At Dr Lundfrigg’s nudge, Roger presented his hand. “I quite like plants myself,” he said defensively. “Especially the snap-traps that eat flies.”
“That’s botany.” Cato placed a button-sized mushroom cap in each of their hands. “A different vat of eels altogether.”
“Now, gentlemen.” Dr Lundfrigg moved to the head of the table and cleared his throat. “You are holding a portion of variant ES1, my latest attempt to hybridize the common ghostcandle mushroom – purely in the name of medical advancement, of course.” He winked at Roger. “I can’t overstate how thrilled I am by these results; however, bear in mind that this is but a stepping-stone. The process is what excites me, not the recreational benefits you’ll soon enjoy. Once I’ve become more practiced in manipulating my mycological specimens, I foresee a treasure-trove of groundbreaking developments. And you, my dear lancets, will say you once shared a glass with the father of a new Scientific Age.”
The students and Roger indulged him with hearty applause.
Dr Lundfrigg beamed. “Now then. Are we all good and tipsy? Another round of Skullflash for the table? Don’t fall over, if you can help it. Before we start, you may wish to loosen your cravats. Remove rings and spectacles. Step away from the furniture. There’s no saying what could happen. Ready, then? Three, two, one…”
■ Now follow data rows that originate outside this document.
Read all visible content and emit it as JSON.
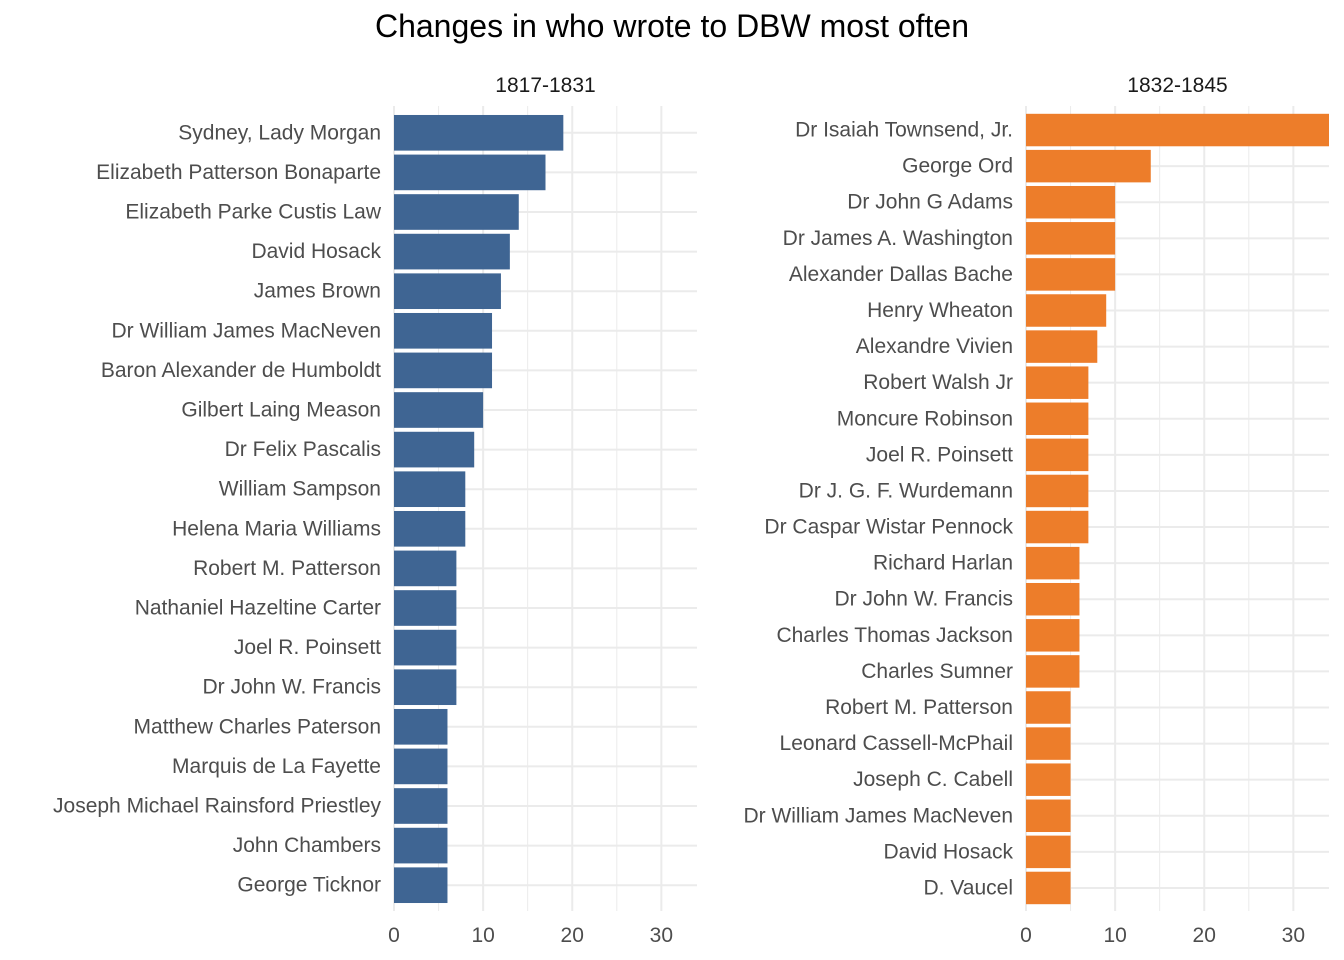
{
  "chart_data": {
    "type": "bar",
    "orientation": "horizontal",
    "title": "Changes in who wrote to DBW most often",
    "xlabel": "",
    "ylabel": "",
    "grid": true,
    "legend": "none",
    "panels": [
      {
        "facet_title": "1817-1831",
        "color": "#3f6593",
        "xlim": [
          0,
          34
        ],
        "x_ticks": [
          0,
          10,
          20,
          30
        ],
        "categories": [
          "Sydney, Lady Morgan",
          "Elizabeth Patterson Bonaparte",
          "Elizabeth Parke Custis Law",
          "David Hosack",
          "James Brown",
          "Dr William James MacNeven",
          "Baron Alexander de Humboldt",
          "Gilbert Laing Meason",
          "Dr Felix Pascalis",
          "William Sampson",
          "Helena Maria Williams",
          "Robert M. Patterson",
          "Nathaniel Hazeltine Carter",
          "Joel R. Poinsett",
          "Dr John W. Francis",
          "Matthew Charles Paterson",
          "Marquis de La Fayette",
          "Joseph Michael Rainsford Priestley",
          "John Chambers",
          "George Ticknor"
        ],
        "values": [
          19,
          17,
          14,
          13,
          12,
          11,
          11,
          10,
          9,
          8,
          8,
          7,
          7,
          7,
          7,
          6,
          6,
          6,
          6,
          6
        ]
      },
      {
        "facet_title": "1832-1845",
        "color": "#ed7d2a",
        "xlim": [
          0,
          34
        ],
        "x_ticks": [
          0,
          10,
          20,
          30
        ],
        "categories": [
          "Dr Isaiah Townsend, Jr.",
          "George Ord",
          "Dr John G Adams",
          "Dr James A. Washington",
          "Alexander Dallas Bache",
          "Henry Wheaton",
          "Alexandre Vivien",
          "Robert Walsh Jr",
          "Moncure Robinson",
          "Joel R. Poinsett",
          "Dr J. G. F. Wurdemann",
          "Dr Caspar Wistar Pennock",
          "Richard Harlan",
          "Dr John W. Francis",
          "Charles Thomas Jackson",
          "Charles Sumner",
          "Robert M. Patterson",
          "Leonard Cassell-McPhail",
          "Joseph C. Cabell",
          "Dr William James MacNeven",
          "David Hosack",
          "D. Vaucel"
        ],
        "values": [
          34,
          14,
          10,
          10,
          10,
          9,
          8,
          7,
          7,
          7,
          7,
          7,
          6,
          6,
          6,
          6,
          5,
          5,
          5,
          5,
          5,
          5
        ]
      }
    ]
  }
}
Dr Lundfrigg and the students placed their mushroom caps on their tongues. Roger followed suit.
“Don’t swallow,” Cato told him. “Don’t chew, just let it sit. Something is bound to happen any–”
He didn’t finish his sentence. A bubble emerged from his mouth with a gurgle and floated in the air like a blob of animated jelly.
“That’s not an ordinary bubble, is it?” managed Sidney before a similar blob emerged from his own mouth. He stabbed it with his finger, and it disintegrated. The remnants splattered on the carpet. “It’s like a normal air bubble, but it’s full of water. Impossible!”